If we really must, as it were, privilege one form of privilege over all the others, the overwhelmingly obvious candidate is, I’m afraid, not being cis. It is being wealthy.

But what’s the point of this competitive victimhood anyway? We are surely capable of balancing in our minds two things at the same time. One is to recognise that different groups of people have different experiences of discrimination, some of them, as with transgender people, highly specific.

The other is to recognise that most people have been discriminated against in some way at some point in their lives. What we need is to use this common experience as a way in to the more specific experiences.
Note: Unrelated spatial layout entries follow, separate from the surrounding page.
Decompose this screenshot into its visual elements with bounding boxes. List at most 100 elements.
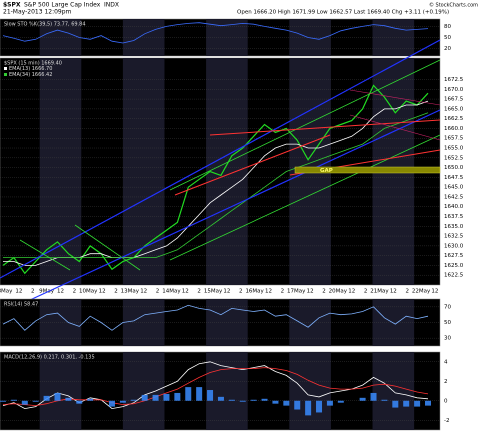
series-line <box>2 22 429 44</box>
day-band <box>289 352 331 430</box>
x-tick-label: 8May <box>0 289 13 295</box>
x-tick-label: 12 <box>182 289 189 295</box>
y-tick-label: 1660.0 <box>444 126 464 132</box>
histogram-bar <box>305 400 312 416</box>
histogram-bar <box>283 400 290 406</box>
index-name: S&P 500 Large Cap Index <box>24 2 101 9</box>
histogram-bar <box>272 400 279 404</box>
exchange: INDX <box>104 2 119 9</box>
legend-swatch <box>4 67 7 70</box>
histogram-bar <box>10 399 17 401</box>
date: 21-May-2013 12:09pm <box>3 9 72 16</box>
y-tick-label: 1672.5 <box>444 77 464 83</box>
histogram-bar <box>414 400 421 407</box>
x-tick-label: 2 <box>197 289 201 295</box>
y-tick-label: 1662.5 <box>444 116 464 122</box>
trend-line <box>74 224 141 271</box>
histogram-bar <box>370 392 377 401</box>
x-tick-label: 12 <box>99 289 106 295</box>
day-band <box>39 58 82 285</box>
histogram-bar <box>239 400 246 402</box>
histogram-bar <box>163 393 170 401</box>
x-tick-label: 2 <box>364 289 368 295</box>
y-tick-label: 1655.0 <box>444 146 464 152</box>
y-tick-label: 1627.5 <box>444 253 464 259</box>
panel-legend: $SPX (15 min) 1669.40 <box>4 61 62 67</box>
histogram-bar <box>403 400 410 407</box>
histogram-bar <box>359 397 366 401</box>
legend-swatch <box>4 73 7 76</box>
day-band <box>39 352 82 430</box>
y-tick-label: 1640.0 <box>444 204 464 210</box>
histogram-bar <box>141 394 148 401</box>
histogram-bar <box>261 398 268 401</box>
y-tick-label: 50 <box>444 35 451 41</box>
x-tick-label: 21May <box>370 289 389 295</box>
day-band <box>122 19 165 56</box>
day-band <box>206 58 248 285</box>
y-tick-label: 1625.0 <box>444 263 464 269</box>
x-tick-label: 2 <box>281 289 285 295</box>
y-tick-label: 1665.0 <box>444 106 464 112</box>
histogram-bar <box>392 400 399 408</box>
y-tick-label: 1657.5 <box>444 136 464 142</box>
series-line <box>3 112 429 258</box>
y-tick-label: 1635.0 <box>444 224 464 230</box>
x-tick-label: 15May <box>204 289 223 295</box>
y-tick-label: 30 <box>444 336 451 342</box>
legend-entry: EMA(34) 1666.42 <box>9 72 52 78</box>
histogram-bar <box>174 392 181 401</box>
y-tick-label: -2 <box>444 418 449 424</box>
histogram-bar <box>43 395 50 401</box>
panel-legend: MACD(12,26,9) 0.217, 0.301, -0.135 <box>4 355 95 361</box>
y-tick-label: 4 <box>444 359 448 365</box>
series-line <box>2 304 429 331</box>
x-tick-label: 13May <box>121 289 140 295</box>
histogram-bar <box>54 392 61 401</box>
y-tick-label: 1667.5 <box>444 97 464 103</box>
x-tick-label: 2 <box>114 289 118 295</box>
x-tick-label: 20May <box>329 289 348 295</box>
x-tick-label: 12 <box>15 289 22 295</box>
x-tick-label: 12 <box>57 289 64 295</box>
x-tick-label: 17May <box>287 289 306 295</box>
x-tick-label: 12 <box>390 289 397 295</box>
histogram-bar <box>0 400 6 402</box>
x-tick-label: 14May <box>162 289 181 295</box>
histogram-bar <box>425 400 431 406</box>
symbol: $SPX <box>3 2 21 9</box>
trend-line <box>349 114 441 141</box>
trend-line <box>19 239 71 271</box>
histogram-bar <box>185 387 192 401</box>
day-band <box>122 299 165 346</box>
x-tick-label: 2 <box>31 289 35 295</box>
histogram-bar <box>326 400 333 406</box>
x-tick-label: 12 <box>140 289 147 295</box>
histogram-bar <box>76 400 83 404</box>
trend-line <box>349 89 441 106</box>
x-tick-label: 2 <box>239 289 243 295</box>
y-tick-label: 1645.0 <box>444 185 464 191</box>
trend-line <box>169 134 441 261</box>
credit: © StockCharts.com <box>429 2 478 9</box>
histogram-bar <box>337 400 344 403</box>
y-tick-label: 1632.5 <box>444 234 464 240</box>
histogram-bar <box>217 396 224 401</box>
histogram-bar <box>65 397 72 401</box>
y-tick-label: 70 <box>444 304 451 310</box>
histogram-bar <box>130 399 137 401</box>
histogram-bar <box>32 400 39 402</box>
histogram-bar <box>119 400 126 403</box>
trend-line <box>209 119 441 136</box>
x-tick-label: 12 <box>307 289 314 295</box>
trend-line <box>29 109 441 301</box>
histogram-bar <box>87 398 94 401</box>
y-tick-label: 1622.5 <box>444 273 464 279</box>
x-tick-label: 12 <box>348 289 355 295</box>
y-tick-label: 1670.0 <box>444 87 464 93</box>
y-tick-label: 1637.5 <box>444 214 464 220</box>
trend-line <box>174 134 331 196</box>
histogram-bar <box>21 400 28 405</box>
gap-box <box>294 166 441 174</box>
x-tick-label: 2 <box>322 289 326 295</box>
So, yes, most cis women might not fully understand what it is like to be transgender but they do know what it is like to have people and institutions impose unwanted names and identities on them. Instead of descending into a contest about who is most abused, we need to remember that decent societies emerge when people are able to empathise with suffering that may not be exactly what they have known themselves but that they can imagine because, in some form, they have a sense of what it is like.

So there are times when we do all need to be reminded of the many ways in which we are privileged – and also times when we need to be reminded that privilege can be fragile and transitory, that in a discriminatory society none of us can be sure that we will not be next in line for victimhood.

The only names that should be compulsory for all of us are those of fellow human being and equal citizen. The rest should be a matter of free choice and respectful acceptance.